Le cessioni di beni e le prestazioni di servizi effettuate nei confronti di una società interamente partecipata da un Ministero, devono essere assoggettate a split payment anche qualora risultino connesse ad attività relative al patrimonio destinato ad uno specifico affare, ai sensi dell’art. 2447-bis del codice civile: lo ha affermato l’Agenzia delle Entrate con la risposta all’istanza di interpello 6 febbraio 2019, n. 27.
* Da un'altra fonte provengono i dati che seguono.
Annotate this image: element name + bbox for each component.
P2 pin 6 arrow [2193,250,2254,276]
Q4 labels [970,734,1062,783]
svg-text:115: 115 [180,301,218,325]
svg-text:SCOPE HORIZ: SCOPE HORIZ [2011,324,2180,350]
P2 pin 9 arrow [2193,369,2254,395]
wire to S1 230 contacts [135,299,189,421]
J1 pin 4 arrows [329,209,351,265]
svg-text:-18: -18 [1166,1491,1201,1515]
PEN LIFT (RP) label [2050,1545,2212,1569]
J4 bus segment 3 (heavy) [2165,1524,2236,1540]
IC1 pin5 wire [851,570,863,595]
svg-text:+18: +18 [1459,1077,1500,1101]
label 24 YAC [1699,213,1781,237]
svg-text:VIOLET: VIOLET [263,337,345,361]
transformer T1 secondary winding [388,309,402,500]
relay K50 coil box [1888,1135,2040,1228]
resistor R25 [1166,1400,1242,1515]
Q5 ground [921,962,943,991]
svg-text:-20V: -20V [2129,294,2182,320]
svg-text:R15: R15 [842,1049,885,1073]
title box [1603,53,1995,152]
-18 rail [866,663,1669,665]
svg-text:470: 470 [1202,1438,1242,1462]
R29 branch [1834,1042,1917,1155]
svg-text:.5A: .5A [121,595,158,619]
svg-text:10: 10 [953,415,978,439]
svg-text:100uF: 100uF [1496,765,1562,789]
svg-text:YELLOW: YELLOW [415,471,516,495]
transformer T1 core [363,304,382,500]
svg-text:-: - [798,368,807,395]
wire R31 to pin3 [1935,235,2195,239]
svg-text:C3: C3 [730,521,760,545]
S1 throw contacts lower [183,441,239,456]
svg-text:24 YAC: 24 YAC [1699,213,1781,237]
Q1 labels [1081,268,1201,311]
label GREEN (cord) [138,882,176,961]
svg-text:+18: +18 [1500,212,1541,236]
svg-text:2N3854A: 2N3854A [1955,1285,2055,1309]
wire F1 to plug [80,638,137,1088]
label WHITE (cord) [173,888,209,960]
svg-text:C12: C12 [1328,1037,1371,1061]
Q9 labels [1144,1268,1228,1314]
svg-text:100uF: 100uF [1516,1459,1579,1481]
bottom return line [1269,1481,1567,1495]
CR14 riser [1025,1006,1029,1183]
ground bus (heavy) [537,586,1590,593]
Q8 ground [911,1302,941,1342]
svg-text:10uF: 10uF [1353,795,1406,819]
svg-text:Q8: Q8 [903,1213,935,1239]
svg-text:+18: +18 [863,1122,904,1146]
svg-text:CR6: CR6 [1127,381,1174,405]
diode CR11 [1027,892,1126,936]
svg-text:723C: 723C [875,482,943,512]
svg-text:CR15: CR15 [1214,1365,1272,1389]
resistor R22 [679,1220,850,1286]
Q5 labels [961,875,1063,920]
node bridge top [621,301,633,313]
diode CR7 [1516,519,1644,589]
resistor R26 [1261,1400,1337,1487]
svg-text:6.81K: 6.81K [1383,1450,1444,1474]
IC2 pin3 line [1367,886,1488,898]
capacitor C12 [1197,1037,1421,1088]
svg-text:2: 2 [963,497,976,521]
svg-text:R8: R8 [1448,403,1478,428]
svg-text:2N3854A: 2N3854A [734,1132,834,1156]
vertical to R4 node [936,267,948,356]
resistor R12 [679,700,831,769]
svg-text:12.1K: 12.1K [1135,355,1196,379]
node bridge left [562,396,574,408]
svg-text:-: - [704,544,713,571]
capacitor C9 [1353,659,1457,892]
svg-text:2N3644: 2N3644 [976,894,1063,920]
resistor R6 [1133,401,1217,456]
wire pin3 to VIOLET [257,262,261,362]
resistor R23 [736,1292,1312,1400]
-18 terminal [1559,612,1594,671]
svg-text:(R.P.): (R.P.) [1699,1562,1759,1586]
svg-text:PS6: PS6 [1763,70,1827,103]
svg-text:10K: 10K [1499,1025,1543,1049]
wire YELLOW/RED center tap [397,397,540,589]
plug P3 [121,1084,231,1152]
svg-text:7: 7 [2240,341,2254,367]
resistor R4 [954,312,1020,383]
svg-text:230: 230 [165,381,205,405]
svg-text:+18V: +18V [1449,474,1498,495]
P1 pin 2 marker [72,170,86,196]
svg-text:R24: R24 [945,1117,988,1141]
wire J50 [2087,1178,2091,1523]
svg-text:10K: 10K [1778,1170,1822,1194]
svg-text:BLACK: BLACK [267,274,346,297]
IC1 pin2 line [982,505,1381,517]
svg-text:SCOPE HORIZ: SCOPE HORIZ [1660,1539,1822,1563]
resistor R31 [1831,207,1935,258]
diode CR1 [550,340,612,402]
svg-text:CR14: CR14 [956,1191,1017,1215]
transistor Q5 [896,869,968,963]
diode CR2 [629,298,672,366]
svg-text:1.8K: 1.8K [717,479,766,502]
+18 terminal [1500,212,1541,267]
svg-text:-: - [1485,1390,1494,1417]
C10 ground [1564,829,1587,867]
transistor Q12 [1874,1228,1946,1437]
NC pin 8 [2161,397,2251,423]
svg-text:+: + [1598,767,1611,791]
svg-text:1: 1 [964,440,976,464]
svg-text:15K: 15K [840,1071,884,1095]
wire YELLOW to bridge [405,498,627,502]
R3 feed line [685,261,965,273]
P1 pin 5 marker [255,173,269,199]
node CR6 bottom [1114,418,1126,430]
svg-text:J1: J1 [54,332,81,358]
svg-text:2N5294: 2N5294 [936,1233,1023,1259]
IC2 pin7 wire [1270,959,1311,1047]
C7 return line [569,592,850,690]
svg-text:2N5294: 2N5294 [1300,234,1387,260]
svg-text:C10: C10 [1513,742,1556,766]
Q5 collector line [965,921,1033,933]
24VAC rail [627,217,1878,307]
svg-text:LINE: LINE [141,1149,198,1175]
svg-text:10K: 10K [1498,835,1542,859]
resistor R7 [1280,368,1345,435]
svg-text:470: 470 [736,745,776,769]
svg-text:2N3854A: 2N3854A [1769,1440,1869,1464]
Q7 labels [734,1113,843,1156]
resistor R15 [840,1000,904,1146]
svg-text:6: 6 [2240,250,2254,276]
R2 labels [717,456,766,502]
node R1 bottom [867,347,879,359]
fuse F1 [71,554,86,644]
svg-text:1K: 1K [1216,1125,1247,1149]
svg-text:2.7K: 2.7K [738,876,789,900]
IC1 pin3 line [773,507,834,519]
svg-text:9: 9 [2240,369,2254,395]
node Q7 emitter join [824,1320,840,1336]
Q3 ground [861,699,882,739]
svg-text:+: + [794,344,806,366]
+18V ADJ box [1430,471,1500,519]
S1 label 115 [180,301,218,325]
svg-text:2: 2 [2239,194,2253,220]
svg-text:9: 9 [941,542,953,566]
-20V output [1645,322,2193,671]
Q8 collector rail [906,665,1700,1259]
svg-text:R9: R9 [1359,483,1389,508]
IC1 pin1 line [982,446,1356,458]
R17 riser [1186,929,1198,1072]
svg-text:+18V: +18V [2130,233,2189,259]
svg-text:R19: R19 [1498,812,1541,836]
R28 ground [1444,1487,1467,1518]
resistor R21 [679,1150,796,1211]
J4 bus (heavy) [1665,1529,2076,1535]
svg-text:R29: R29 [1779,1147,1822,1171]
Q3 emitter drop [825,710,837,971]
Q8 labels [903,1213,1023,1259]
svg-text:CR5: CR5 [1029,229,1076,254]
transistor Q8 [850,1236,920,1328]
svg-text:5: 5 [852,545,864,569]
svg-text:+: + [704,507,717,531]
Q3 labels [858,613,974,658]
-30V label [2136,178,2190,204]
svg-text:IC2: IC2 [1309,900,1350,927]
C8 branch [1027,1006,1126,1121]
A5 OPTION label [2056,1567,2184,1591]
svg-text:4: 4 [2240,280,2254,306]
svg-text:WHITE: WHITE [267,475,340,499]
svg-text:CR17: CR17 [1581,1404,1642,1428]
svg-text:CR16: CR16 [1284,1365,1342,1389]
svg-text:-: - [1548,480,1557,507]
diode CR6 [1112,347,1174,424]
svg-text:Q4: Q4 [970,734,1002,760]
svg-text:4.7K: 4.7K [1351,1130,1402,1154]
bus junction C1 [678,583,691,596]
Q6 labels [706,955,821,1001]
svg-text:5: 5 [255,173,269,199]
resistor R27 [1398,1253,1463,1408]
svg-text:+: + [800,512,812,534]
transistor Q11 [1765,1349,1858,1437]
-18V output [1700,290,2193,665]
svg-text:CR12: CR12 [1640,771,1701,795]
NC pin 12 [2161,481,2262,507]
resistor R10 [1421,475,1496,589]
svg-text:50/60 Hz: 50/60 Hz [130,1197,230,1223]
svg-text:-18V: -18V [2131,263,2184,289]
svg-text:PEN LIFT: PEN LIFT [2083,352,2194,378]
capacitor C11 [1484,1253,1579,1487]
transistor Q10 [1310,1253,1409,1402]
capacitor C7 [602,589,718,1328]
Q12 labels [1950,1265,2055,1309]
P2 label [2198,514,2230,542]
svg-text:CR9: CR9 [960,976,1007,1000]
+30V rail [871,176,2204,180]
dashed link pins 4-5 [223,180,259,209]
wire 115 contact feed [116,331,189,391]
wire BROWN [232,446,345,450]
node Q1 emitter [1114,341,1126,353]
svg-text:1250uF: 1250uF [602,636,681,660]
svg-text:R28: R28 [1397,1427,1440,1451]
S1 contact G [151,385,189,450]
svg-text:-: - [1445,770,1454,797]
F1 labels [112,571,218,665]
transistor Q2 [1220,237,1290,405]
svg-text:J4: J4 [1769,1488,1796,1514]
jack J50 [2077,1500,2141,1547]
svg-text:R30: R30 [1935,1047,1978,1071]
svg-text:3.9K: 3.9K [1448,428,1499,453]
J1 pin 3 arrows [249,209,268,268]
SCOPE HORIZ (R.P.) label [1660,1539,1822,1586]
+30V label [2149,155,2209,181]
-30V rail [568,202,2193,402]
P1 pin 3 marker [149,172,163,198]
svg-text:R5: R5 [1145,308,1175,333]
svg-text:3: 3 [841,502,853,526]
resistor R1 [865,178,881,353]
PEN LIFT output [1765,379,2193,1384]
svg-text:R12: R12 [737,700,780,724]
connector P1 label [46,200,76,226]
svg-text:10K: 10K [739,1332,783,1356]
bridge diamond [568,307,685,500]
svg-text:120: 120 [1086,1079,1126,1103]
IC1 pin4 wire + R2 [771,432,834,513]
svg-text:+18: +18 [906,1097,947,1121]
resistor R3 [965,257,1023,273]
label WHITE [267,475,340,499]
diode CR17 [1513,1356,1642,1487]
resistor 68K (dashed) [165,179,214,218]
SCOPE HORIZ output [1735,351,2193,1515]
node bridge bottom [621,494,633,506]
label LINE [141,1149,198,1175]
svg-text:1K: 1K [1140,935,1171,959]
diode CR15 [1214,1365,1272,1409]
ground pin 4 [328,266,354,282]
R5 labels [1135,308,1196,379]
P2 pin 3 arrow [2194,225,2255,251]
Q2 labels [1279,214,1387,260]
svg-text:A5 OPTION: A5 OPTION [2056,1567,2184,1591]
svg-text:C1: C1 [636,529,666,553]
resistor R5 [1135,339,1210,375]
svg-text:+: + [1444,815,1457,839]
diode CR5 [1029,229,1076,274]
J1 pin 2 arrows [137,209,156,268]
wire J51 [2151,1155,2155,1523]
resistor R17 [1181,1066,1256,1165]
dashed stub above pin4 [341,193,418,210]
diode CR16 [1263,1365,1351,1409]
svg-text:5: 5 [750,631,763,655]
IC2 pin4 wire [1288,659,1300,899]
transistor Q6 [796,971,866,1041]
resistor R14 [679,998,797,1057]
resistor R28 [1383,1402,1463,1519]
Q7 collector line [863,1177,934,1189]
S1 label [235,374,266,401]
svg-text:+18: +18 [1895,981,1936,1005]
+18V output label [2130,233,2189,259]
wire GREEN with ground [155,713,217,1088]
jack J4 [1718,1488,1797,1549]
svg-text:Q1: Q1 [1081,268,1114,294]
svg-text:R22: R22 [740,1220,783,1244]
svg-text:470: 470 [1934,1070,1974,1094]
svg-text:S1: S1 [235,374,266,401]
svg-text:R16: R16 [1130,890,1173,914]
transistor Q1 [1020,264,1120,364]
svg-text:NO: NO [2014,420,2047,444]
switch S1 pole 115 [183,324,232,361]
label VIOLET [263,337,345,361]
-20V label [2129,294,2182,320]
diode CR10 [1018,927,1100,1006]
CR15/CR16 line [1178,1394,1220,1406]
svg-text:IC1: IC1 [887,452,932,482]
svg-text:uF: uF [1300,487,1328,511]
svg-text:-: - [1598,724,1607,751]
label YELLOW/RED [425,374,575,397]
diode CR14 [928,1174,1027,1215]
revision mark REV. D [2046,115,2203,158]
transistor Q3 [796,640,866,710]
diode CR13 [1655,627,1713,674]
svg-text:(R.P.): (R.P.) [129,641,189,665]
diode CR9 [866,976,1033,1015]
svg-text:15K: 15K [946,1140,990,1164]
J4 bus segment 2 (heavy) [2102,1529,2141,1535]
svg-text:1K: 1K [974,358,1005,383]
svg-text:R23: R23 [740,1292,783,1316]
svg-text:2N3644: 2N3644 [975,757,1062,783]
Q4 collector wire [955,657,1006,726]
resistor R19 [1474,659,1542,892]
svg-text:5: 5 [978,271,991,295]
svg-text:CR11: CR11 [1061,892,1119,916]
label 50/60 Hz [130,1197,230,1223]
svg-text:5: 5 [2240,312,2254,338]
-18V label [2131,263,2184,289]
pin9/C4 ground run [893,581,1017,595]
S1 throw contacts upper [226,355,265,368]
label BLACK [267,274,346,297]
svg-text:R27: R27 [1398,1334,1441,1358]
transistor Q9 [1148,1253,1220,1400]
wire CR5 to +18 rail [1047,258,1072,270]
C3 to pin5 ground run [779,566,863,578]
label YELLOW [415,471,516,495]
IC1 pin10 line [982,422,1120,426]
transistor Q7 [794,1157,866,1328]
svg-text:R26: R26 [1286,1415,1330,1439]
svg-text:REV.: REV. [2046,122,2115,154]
In particolare, nell’occasione è stato sottolineato quanto segue:

  1. ai sensi del richiamato art. 2447-bis del codice civile, la società può: a. costituire uno o più patrimoni ciascuno dei quali destinato in via esclusiva ad uno specifico affare; b. convenire che nel contratto relativo al finanziamento di uno specifico affare, al rimborso totale o parziale del finanziamento medesimo siano destinati i proventi dell’affare stesso o parte di essi;
  2. l’istituzione di un regime di segregazione patrimoniale, non fa venir meno l’unicità del soggetto societario cui sono riconducibili i rapporti giuridici afferenti allo specifico affare (art. 2447-septies, comma 2, c.c., il quale prevede la redazione di un rendiconto separato per ciascun patrimonio destinato, da allegare al bilancio);
  3. per la giurisprudenza di legittimità, il patrimonio separato (o destinato) dev’essere comunque ricondotto alla titolarità del soggetto (persona fisica o giuridica) dal quale promana, anche se occorre “tenerlo distinto dal resto del patrimonio di quel medesimo soggetto o da eventuali altri segmenti patrimoniali ugualmente sottoposti ad analogo regime di separazione” (in tal senso si richiama la sentenza della Corte di Cassazione 15 luglio 2010, n. 16605).

In conclusione, posto che non è possibile configurare per il patrimonio destinato ad uno specifico scopo un’autonoma soggettività, tutte le operazioni connesse alla sua gestione dovranno necessariamente essere attribuite alla società (partecipata dall’ente pubblico), assoggettata al regime di scissione dei pagamenti di cui all’art. 17-ter del D.P.R. n. 633/1972.